Suppose you want to make a change to one of your legacy services. The coupling of components in the traditional design means that the changes you make in Service 1 may also affect Services 2 and 3. The potential for such change means that the teams supporting the affected services need to be involved in the design decisions for Service 1. That can lead to bureaucratic deadlock. But you can be free to make this modification if you insert a messaging queue between the services and the database, as shown in Figure 8-2.

ndsa 0802
Figure 8-2. A new design for a legacy system uses a stream-based architectural approach that puts a message stream for updates between the services and the shared database. Updates from any of the services go to the stream and are subsequently reflected in the database.

The addition of the messaging layer for updates allows you to make modifications to a service without having an unwanted impact on the others. Here, all updates from Services 1–3 go through the intermediate step of a message queue, shown in Figure 8-2 as a tube labeled “updates,” before reaching the shared database. Services 1–3 act as producers, and the shared database becomes a consumer of the message queue. This intermediate component decouples the producers and consumers of the data.

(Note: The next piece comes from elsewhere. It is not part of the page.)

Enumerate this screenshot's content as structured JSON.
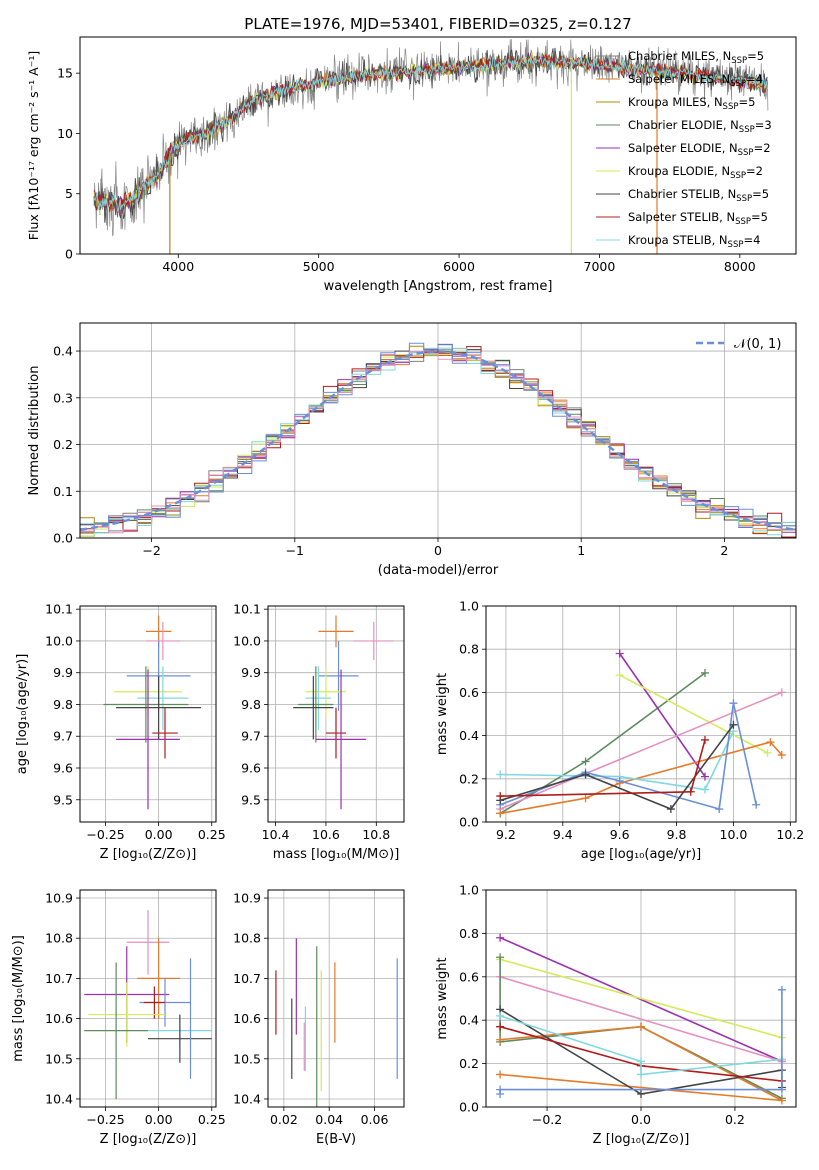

When you are ready to modify Service 1, you first make a copy of the database that will not be shared, as depicted in Figure 8-3. Instead, Service 1 will read from this database while Service 2 and Service 3 will continue to read from the shared database. Note that all the updates still go to the same message queue, but now the unshared database becomes a second consumer of the data. This in effect isolates the legacy services from the impact of modifications to Service 1.

ndsa 0803
Figure 8-3. Changes are easier to make in a stream-based architecture because components are decoupled. Here, the addition of a copy of the database makes it possible to isolate the legacy services and the shared database from a newly modified Service 1. All three update the same message stream, but the legacy services can subscribe to a subset of the updates, while Service 1 can subscribe to all of them if desired. This decouples the impact of modifications to Service 1 from the legacy parts of the system.

This example is an extreme simplification to help you see how decoupling can allow you to make the transition from a traditional system to this new streaming architecture in stages. In practice, there are likely to be some issues that come up during the decoupling. One of the most serious is a dependency on transactional updates to the database. In some cases, such transactional updates can be isolated to a single service or some services may treat the database as a pure consumer, thus making the decoupling very easy. Another strategy that may be useful is to send high-level descriptions of the transaction into the message queue rather than just the low-level updates to the database tables. Sending high-level updates helps abstract the system away from the details of the database and is therefore recommended in any case.

The prospect of some difficulties should not dissuade you, however. This same basic process has been used by substantial companies in order to move legacy systems into microservices architectures.

Conclusion

With this new stream-based approach to designing architecture for big data systems, you gain greater control over who uses data and how you can build new parts of your system as you go forward. You also join the flood of people who are beginning to take advantage of streaming data with all its benefits.

"Overall, streaming technology enables the obvious: continuous processing on data that is naturally produced by continuous real-world sources (which is most “big” data sets)."1

Fabian Hueske and Kostas Tzoumas, Committers and PMC members of Apache Flink

Most of the time, streaming data is just a better fit for how life happens.